Tanja Widmann: Ich möchte bei dem Bild Masken (2001) ansetzen, das gewissermaßen zum Grund unserer Begegnung wurde. Ich würde es gerne ein weiteres Mal als Ausgangspunkt nehmen, jetzt für dieses Gespräch hier, und sehen, wohin wir im Blick darauf und im Reden darüber gelangen und inwieweit sich über diesen Fokus auch andere Arbeiten von dir mit einbeziehen lassen. Im neuerlichen Blick auf dieses Bild gibt es für mich mehrere Bezugspunkte. Einerseits erinnert es noch mal Watteau für mich – die Setzung einer Theatralik, die die Bühne aufruft, ohne dass sich die gezeigten Figuren auf ihr befinden oder bewegen würden. Diese Theatralik reicht vom Moment der Kostümierung über die Gesten bis hin zu den Masken. Wie bei Watteau gibt es auch hier eine Freisetzung der Zeichen – wären die Kostüme, wie die Gesten und Masken im Theater, eingebunden in ein Stück, eine Erzählung, würden sie mit spezifischer Bedeutung aufgeladen. Hier jedoch sind sie kräftig gesetzte Zeichen, die Bedeutungshaftigkeit zwar aufrufen, zugleich aber in der Schwebe bleiben. Sie erwirken unsere Aufmerksamkeit als unlesbare, gleichsam ausgehöhlte Zeichen, deren Verweis für mich als Betrachterin nur auf Abwesendes zielen kann.
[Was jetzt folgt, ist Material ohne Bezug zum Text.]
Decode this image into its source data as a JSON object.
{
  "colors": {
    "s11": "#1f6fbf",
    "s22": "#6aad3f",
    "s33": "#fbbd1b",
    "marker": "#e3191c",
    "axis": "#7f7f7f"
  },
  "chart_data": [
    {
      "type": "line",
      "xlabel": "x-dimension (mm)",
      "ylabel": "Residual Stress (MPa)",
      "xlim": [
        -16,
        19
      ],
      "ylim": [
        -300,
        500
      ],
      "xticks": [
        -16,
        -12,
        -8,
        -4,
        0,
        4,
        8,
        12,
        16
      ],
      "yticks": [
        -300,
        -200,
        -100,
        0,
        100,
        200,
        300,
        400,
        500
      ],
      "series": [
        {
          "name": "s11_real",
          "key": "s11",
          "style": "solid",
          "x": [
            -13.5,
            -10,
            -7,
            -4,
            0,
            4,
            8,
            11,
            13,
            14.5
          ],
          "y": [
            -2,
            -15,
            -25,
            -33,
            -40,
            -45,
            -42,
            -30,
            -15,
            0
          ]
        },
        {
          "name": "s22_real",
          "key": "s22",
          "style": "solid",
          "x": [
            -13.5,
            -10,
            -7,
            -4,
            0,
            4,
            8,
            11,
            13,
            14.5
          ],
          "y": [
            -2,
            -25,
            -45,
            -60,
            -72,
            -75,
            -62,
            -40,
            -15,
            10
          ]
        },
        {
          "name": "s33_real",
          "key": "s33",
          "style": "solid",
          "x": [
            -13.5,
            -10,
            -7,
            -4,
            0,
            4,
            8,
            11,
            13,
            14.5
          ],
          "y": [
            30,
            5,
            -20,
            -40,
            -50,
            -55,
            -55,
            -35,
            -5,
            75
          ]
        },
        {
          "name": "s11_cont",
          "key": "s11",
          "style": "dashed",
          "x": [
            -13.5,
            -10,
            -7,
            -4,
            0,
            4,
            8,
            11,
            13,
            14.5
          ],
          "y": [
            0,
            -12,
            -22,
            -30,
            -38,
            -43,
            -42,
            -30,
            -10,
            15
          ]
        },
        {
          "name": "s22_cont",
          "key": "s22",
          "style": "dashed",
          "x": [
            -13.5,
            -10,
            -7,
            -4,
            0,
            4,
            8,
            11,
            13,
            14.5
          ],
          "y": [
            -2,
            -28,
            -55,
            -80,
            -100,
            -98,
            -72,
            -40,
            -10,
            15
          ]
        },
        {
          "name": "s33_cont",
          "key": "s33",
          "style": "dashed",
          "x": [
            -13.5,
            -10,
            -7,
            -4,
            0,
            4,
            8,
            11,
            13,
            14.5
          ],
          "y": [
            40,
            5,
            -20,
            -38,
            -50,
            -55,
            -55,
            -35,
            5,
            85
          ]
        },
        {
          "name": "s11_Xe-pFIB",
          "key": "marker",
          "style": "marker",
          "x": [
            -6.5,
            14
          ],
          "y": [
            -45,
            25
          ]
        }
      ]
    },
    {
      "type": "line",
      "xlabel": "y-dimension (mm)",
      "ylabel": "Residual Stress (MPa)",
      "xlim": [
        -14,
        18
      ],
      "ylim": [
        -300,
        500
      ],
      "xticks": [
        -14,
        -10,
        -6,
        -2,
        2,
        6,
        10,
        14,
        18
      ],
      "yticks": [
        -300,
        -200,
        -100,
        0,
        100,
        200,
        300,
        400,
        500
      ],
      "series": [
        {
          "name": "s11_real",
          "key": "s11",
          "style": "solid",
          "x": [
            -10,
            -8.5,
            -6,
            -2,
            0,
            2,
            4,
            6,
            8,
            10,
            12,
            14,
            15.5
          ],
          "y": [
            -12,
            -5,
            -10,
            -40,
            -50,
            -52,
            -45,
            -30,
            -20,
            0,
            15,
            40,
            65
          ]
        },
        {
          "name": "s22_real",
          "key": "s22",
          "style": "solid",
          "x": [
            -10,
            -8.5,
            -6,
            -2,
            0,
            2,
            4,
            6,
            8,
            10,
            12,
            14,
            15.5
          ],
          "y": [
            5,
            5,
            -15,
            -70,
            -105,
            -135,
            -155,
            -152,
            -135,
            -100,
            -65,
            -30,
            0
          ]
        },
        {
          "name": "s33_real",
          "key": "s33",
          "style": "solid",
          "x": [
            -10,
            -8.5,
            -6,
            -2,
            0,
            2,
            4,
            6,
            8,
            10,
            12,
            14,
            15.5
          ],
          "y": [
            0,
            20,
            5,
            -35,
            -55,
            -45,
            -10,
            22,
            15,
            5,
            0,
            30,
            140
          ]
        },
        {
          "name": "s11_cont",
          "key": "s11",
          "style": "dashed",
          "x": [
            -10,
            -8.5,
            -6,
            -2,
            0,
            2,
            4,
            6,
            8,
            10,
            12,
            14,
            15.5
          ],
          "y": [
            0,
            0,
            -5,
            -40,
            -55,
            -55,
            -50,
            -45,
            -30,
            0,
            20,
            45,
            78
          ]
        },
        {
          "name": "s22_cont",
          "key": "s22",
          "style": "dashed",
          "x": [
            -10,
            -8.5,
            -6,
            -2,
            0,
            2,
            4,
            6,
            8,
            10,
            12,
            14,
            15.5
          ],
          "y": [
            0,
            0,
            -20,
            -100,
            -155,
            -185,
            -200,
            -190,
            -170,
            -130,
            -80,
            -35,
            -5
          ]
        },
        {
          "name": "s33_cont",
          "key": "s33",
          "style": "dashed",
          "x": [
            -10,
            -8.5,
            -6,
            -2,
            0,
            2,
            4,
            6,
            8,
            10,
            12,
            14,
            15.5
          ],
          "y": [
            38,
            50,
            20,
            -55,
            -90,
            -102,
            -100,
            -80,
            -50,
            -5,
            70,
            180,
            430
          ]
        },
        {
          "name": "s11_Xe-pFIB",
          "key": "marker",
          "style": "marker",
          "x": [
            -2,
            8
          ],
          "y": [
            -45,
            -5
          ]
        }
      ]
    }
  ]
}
Die vor mir erscheinende Gruppe trägt ein Versprechen von unverwirklichter Utopie in sich, sie evoziert freie Theatergruppen und sozialkritische Formierungen in den 1960er und 1970er Jahren, ebenso wie sie doch zeitgenössisch wirkt durch diese Gesichter, in manchen Stoffen, im Stil. Als Betrachterin werde ich adressiert und aufgerufen, und doch werden zugleich mehrfach Grenzen gezogen. Gerade die Theatralik der Szene, der Gruppe, des Ortes lässt den Ausstellungsraum und meine Bewegungen darin völlig undramatisch, alltäglich und nüchtern aufscheinen, auch die Gemeinsamkeit der Gruppe bleibt mir, die ich vereinzelt vor dem Bild stehe, gleichermaßen fremd, fern. In dieser Unentschiedenheit zwischen Adressierung und Unnahbarkeit, Alltäglichkeit und Außerordentlichkeit liegt ein unabschließbarer Sog, der auch in anderen Arbeiten von dir wiederkehrt. Welche Konstellationen von Gruppen, von Beziehungen rufst du auf?
Antje Majewski: Ich finde deine Beschreibung sehr interessant. Tatsächlich habe ich erst in den letzten Jahren gemerkt, dass meine Kindheit in den frühen 1970er Jahren mich sehr geprägt hat. Ich bin ja 1968 geboren und ging in antiautoritäre Kindergärten, in denen wir mit Schlamm spielen, Wände bemalen und nackt durch den Wald laufen durften. Meine Eltern haben sehr bewusst darüber nachgedacht und mit anderen diskutiert, wie sie unsere Erziehung angehen wollten, und ein Ziel war auf jeden Fall, uns zu freien Menschen zu machen, die in der Lage sind, gewaltfrei miteinander umzugehen. Die Frage nach einer idealen Gesellschaft stand selbst in unseren Kinderbüchern im Raum, etwa bei F. K. Waechter oder A. S. Neill. Außerdem haben wir uns viel verkleidet, meine Mutter drehte Super-8-Filme mit uns, und wir inszenierten kleine Theaterstücke und Fotogeschichten. Als ich über Masken nachdachte, fielen mir diese Fotos wieder ein, und daraus ist dann das Buch Teenage Pantomime (2002) entstanden.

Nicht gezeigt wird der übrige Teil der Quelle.